I was going to write about something completely different today, but an e-mail I got from someone who lost a baby prematurely changed my mind. Maybe that post I was going to write today will come tomorrow.
Today I am now thinking about something that is never really off my mind, even if it’s not in the forefront it’s always there somewhere. In fact I don’t think a single day has gone by in the last 10 months where it has not crossed my mind. I still can’t fathom the fact that they’d be almost a year old now – my niece & nephew. Today was the first time I’d actually called them that.
Born at almost 23 weeks Michael & Gianna only survived a few hours. It was beyond heartbreaking, and even traumatic what happened at the hospital that day. I still can’t make sense of it. They weren’t even MY babies – but as a mom, a mom of twins no less – and being so close to my sister in law … I took it hard. That’s a story for another time maybe.
I sometimes take the boys to the cemetery with me. Realizing today that yesterday was 10 months I almost drove over there this morning… but I also wonder how appropriate it is that the boys come with me. It’s a family plot, they know who is buried there and they even like being in the cemetery. I try not to go too often though, just when I feel like I really need to.

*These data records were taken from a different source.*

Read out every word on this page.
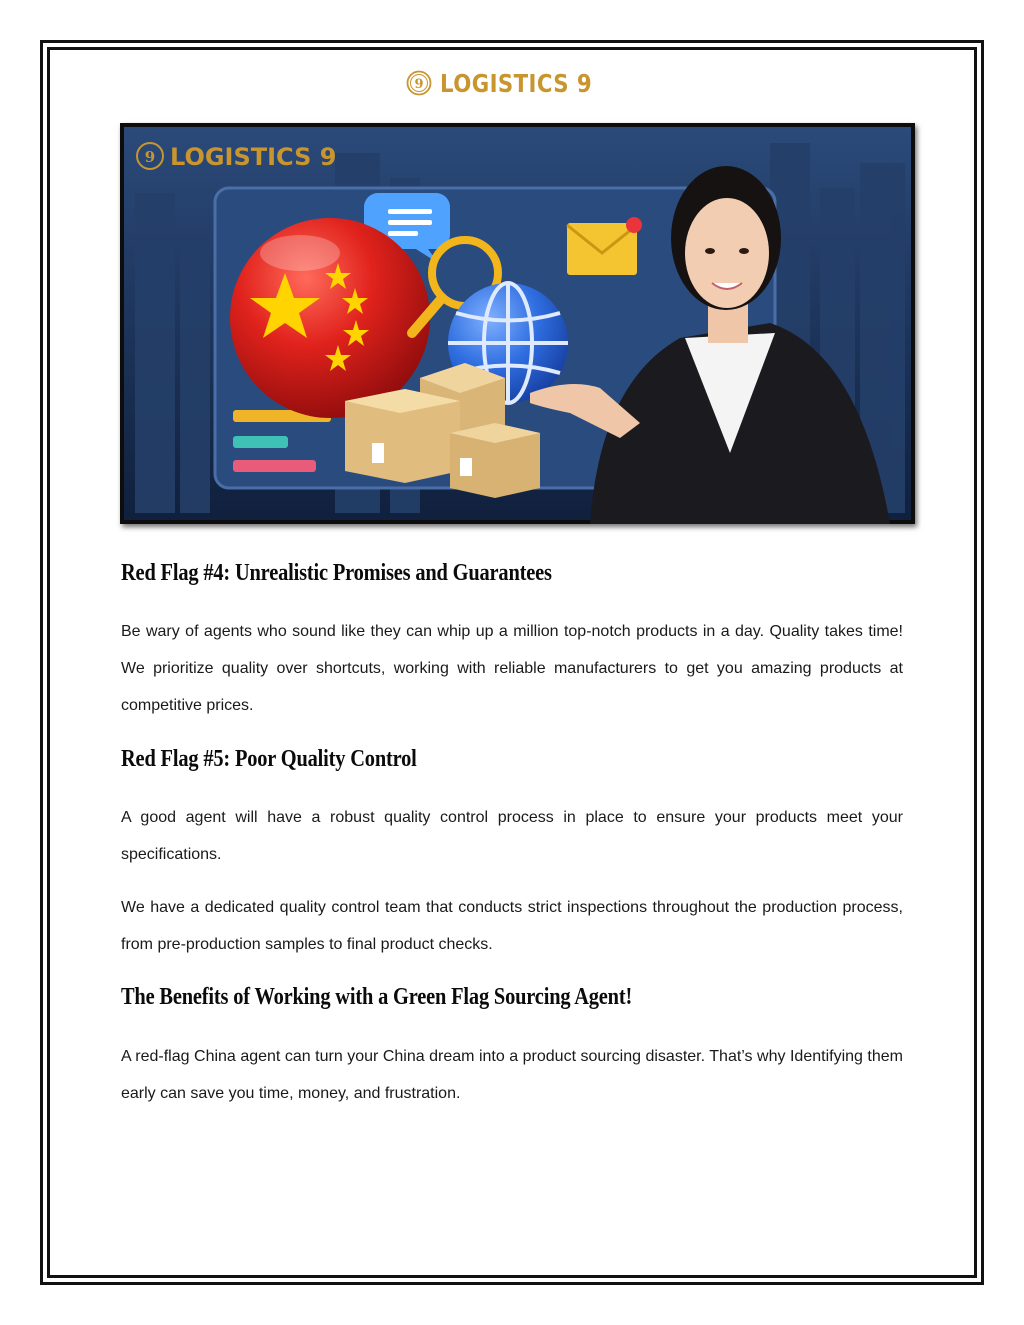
9 LOGISTICS 9
9 LOGISTICS 9
Red Flag #4: Unrealistic Promises and Guarantees

Be wary of agents who sound like they can whip up a million top-notch products in a day. Quality takes time! We prioritize quality over shortcuts, working with reliable manufacturers to get you amazing products at competitive prices.

Red Flag #5: Poor Quality Control

A good agent will have a robust quality control process in place to ensure your products meet your specifications.

We have a dedicated quality control team that conducts strict inspections throughout the production process, from pre-production samples to final product checks.

The Benefits of Working with a Green Flag Sourcing Agent!

A red-flag China agent can turn your China dream into a product sourcing disaster. That’s why Identifying them early can save you time, money, and frustration.
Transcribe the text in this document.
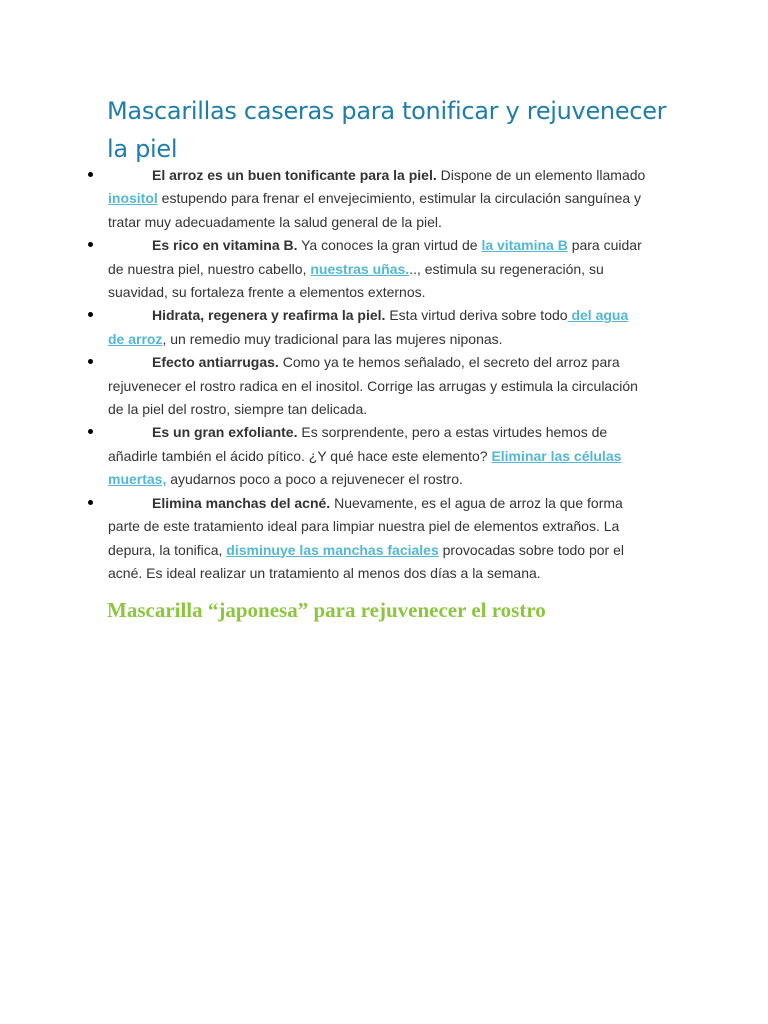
Mascarillas caseras para tonificar y rejuvenecer la piel
El arroz es un buen tonificante para la piel. Dispone de un elemento llamado inositol estupendo para frenar el envejecimiento, estimular la circulación sanguínea y tratar muy adecuadamente la salud general de la piel.
Es rico en vitamina B. Ya conoces la gran virtud de la vitamina B para cuidar de nuestra piel, nuestro cabello, nuestras uñas..., estimula su regeneración, su suavidad, su fortaleza frente a elementos externos.
Hidrata, regenera y reafirma la piel. Esta virtud deriva sobre todo del agua de arroz, un remedio muy tradicional para las mujeres niponas.
Efecto antiarrugas. Como ya te hemos señalado, el secreto del arroz para rejuvenecer el rostro radica en el inositol. Corrige las arrugas y estimula la circulación de la piel del rostro, siempre tan delicada.
Es un gran exfoliante. Es sorprendente, pero a estas virtudes hemos de añadirle también el ácido pítico. ¿Y qué hace este elemento? Eliminar las células muertas, ayudarnos poco a poco a rejuvenecer el rostro.
Elimina manchas del acné. Nuevamente, es el agua de arroz la que forma parte de este tratamiento ideal para limpiar nuestra piel de elementos extraños. La depura, la tonifica, disminuye las manchas faciales provocadas sobre todo por el acné. Es ideal realizar un tratamiento al menos dos días a la semana.
Mascarilla “japonesa” para rejuvenecer el rostro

I can see it all like it happened yesterday, and at the same time I can’t believe it’s been almost a year. I think of what could have been – the way I saw it would be – our kids all so close in age, 2 sets of twins out of 5 grand kids. And I am still struck by how differently things turned out. I’m also trying to be grateful for our little angels in heaven, I like to think that there they are healthy. Had they made it so premature it’s likely they would have had a lot of issues and not a very good quality of life. I like to think they are helping to watch out for my boys here from up there, like little guardian angels for them.
Today though, i am feeling that loss like it’s really new again.